One of my favorite children’s books when my children were younger was one about the Berenstain Bears where Father Bear tries to teach his son how to ride a bike and keeps making all these dumb mistakes. “Let that be a lesson to you” he would say after every goof.
Well, this post is in the same vein. I was working on an Exadata system trying to get a state dump to find out the source of the high library cache lock waits we have been seeing. We have a standard statedump/hanganalyze script for Exadata that looks something like this:
oradebug setmypid oradebug unlimit oradebug -g all dump hanganalyze 3 oradebug -g all dump systemstate 258 host sleep 90 oradebug -g all dump hanganalyze 3 oradebug -g all dump systemstate 258 oradebug tracefile_name host sleep 90 oradebug -g all dump hanganalyze 3 oradebug -g all dump systemstate 258 oradebug tracefile_name exit
We got something like this from Oracle support. However the oradebug tracefile_name command doesn’t really show you where the state dumps are coming out. It turns out that when you use the -g all option to do a state dump on every node of an Exadata system the state is dumped by the diag background process. So, we probably should take out the tracefile_name commands. But, the alert log has the name of the diag trace file that the state dump goes to so I had no problem finding it.
But, then I got the bright idea of removing (with the Linux rm command) the diag trace file. It already had 400 megabytes worth of old dumps in it. Now, in my defense, normally rm’ing a trace file is no big deal. But the diag trace file is always open. So, after I removed the trace file and did another statedump I couldn’t find the output anywhere. Apparently the diag process keeps the file open and all I did with the rm command was remove it from the directory!

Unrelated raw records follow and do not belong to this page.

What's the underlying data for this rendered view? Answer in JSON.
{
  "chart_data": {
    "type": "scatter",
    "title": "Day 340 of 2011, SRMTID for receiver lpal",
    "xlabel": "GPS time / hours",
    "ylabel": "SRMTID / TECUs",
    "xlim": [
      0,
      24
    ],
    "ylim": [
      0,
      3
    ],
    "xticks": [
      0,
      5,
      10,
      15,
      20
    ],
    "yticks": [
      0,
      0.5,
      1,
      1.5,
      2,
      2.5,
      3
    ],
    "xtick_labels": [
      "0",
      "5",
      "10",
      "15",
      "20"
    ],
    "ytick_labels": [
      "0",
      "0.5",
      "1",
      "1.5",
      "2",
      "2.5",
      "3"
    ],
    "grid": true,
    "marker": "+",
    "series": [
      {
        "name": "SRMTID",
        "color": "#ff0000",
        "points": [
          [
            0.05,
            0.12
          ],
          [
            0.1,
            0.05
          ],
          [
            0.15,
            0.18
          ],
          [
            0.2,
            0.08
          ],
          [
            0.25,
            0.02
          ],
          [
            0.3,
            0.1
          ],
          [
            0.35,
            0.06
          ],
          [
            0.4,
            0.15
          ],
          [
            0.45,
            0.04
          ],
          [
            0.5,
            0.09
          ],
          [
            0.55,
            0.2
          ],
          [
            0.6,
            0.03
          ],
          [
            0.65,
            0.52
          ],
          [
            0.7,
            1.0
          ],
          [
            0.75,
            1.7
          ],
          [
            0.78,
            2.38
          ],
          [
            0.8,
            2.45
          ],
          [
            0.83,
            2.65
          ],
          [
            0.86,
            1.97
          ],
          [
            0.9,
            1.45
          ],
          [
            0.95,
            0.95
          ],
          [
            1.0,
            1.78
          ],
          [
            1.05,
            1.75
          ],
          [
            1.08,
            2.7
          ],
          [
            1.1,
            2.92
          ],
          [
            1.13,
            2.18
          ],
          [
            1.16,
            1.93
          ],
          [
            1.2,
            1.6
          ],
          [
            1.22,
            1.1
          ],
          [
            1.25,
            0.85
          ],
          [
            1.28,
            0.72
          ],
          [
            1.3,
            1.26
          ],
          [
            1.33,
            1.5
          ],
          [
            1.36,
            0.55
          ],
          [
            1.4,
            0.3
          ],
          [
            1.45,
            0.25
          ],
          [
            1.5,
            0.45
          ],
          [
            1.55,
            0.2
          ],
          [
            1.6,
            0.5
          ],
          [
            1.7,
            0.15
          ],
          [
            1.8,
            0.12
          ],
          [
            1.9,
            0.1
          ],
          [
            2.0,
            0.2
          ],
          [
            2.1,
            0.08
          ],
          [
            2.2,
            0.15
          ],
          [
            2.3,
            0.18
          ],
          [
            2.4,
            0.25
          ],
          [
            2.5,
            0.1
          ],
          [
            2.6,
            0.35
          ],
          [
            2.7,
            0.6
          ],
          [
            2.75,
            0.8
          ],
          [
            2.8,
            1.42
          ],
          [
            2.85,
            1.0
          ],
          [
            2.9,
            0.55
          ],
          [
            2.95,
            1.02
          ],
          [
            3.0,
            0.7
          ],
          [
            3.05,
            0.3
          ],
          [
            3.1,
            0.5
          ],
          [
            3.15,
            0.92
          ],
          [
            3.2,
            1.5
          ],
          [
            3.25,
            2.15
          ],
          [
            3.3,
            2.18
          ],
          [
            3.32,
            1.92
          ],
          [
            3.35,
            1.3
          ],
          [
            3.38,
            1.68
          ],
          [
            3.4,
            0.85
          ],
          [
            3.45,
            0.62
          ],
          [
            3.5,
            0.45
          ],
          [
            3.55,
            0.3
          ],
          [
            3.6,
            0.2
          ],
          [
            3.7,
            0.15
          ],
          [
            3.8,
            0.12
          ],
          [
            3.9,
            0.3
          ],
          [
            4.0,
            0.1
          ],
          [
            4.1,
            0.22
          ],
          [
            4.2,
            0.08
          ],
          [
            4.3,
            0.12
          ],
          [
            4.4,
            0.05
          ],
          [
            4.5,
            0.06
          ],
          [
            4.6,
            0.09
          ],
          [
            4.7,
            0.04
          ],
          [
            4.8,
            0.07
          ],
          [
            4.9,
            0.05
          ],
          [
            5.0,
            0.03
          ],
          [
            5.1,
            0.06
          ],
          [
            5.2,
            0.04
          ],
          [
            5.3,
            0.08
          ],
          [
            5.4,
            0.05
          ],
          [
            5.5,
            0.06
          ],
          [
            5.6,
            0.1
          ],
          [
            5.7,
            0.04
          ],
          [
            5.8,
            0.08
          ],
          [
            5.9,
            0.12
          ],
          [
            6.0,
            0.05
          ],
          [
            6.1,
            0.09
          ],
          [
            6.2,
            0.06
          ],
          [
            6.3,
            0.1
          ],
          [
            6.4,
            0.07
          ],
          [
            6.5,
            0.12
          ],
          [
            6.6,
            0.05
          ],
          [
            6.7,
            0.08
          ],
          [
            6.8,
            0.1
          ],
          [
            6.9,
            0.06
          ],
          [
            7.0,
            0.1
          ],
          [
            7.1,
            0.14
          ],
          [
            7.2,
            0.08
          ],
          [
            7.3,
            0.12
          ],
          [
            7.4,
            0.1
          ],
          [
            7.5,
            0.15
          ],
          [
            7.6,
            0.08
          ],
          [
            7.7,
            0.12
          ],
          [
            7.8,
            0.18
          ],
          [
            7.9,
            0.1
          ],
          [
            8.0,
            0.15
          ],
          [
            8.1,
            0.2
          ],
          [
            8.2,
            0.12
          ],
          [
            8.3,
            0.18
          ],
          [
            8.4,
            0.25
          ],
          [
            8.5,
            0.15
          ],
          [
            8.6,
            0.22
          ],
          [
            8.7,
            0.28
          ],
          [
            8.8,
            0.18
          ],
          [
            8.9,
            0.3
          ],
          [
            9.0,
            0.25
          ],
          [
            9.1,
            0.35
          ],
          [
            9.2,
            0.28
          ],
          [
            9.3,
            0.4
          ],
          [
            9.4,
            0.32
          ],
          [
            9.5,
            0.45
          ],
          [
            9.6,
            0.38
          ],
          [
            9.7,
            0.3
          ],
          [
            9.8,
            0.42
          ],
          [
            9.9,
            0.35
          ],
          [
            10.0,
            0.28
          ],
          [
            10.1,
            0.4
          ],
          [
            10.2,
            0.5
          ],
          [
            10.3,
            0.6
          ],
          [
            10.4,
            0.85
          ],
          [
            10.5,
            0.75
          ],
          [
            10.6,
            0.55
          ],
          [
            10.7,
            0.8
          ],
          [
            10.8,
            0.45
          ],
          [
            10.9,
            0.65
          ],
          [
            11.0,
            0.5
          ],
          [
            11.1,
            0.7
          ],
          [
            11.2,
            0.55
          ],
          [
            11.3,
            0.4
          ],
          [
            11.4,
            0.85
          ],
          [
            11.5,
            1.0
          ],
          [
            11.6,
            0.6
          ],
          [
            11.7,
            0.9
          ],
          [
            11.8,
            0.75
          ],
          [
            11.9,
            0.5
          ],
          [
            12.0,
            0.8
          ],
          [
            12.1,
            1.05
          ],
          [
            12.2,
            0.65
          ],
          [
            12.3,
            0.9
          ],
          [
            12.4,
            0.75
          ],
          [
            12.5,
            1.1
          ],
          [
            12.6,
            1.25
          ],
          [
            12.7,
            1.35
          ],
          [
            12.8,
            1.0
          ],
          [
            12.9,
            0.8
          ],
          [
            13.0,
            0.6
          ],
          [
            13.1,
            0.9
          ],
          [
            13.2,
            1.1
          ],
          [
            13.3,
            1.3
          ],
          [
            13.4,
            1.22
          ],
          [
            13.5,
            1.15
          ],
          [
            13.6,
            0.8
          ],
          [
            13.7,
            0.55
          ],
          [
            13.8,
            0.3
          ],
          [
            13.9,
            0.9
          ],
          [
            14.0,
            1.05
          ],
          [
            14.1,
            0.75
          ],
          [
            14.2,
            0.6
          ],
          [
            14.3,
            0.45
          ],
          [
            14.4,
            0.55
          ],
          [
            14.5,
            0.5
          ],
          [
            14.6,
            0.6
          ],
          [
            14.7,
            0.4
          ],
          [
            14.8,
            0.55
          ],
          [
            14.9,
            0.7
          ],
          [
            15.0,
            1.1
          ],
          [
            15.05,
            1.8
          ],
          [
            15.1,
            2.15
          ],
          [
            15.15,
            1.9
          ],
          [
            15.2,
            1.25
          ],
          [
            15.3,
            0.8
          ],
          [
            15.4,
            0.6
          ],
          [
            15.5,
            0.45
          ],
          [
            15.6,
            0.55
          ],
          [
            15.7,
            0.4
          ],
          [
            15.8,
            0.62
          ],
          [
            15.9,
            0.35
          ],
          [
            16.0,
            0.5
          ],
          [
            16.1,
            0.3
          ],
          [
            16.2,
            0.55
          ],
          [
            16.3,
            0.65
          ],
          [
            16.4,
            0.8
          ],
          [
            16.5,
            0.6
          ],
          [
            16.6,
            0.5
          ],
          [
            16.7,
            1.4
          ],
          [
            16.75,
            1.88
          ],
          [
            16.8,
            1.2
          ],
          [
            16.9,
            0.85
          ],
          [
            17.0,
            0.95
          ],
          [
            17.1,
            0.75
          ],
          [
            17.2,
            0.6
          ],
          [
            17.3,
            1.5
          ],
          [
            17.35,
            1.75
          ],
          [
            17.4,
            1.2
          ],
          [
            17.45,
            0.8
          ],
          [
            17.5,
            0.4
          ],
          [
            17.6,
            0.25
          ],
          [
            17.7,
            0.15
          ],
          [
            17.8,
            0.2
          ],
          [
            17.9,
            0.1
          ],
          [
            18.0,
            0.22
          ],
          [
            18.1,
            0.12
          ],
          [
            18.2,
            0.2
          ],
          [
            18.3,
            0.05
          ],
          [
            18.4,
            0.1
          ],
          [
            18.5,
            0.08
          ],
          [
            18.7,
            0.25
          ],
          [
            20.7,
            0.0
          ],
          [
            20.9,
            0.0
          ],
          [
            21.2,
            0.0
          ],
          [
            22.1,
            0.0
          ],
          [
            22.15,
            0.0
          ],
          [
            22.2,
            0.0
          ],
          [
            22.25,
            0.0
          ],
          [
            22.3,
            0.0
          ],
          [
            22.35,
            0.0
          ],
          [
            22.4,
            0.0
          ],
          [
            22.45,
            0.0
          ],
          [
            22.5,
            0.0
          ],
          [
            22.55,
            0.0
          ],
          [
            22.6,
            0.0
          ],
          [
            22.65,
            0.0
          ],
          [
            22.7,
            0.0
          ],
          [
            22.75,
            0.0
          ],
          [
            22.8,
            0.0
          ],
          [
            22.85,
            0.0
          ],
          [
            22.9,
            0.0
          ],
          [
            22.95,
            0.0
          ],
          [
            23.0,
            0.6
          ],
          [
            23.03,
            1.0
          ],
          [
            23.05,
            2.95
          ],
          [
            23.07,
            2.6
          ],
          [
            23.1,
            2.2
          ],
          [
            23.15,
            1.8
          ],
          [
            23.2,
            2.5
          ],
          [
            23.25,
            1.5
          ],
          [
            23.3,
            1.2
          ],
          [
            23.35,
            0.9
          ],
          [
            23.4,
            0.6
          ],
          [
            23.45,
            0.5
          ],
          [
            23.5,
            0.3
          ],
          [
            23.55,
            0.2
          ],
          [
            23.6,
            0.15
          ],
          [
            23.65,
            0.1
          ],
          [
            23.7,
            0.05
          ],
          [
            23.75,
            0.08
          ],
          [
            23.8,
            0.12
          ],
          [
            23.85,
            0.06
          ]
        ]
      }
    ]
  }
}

Fortunately Oracle support has a document for people such as myself who rm background trace files: “How to recreate background trace file(s) that may have been accidentally deleted [ID 394891.1]“ All you have to do is get the Unix process id of the diag process and plug it into this script:
oradebug setospid 4804 oradebug close_trace oradebug flush exit
In this example the Unix process id of diag was 4804. You can do this command to double check that 4804 really is the diag process:
ps -ef | grep 4804
You should see a process in the format ora_diag_INSTANCENAME.
So, in the future when getting a state dump on Exadata I’m just going to do this command to clear out the old dumps:
cat /dev/null > INSTANCENAME_diag_4804.trc
Once I’ve cleared the diag trace file then I’ll run our standard statedump/hanganalyze script.
Anyway, I learned something today! Hope this is helpful to others.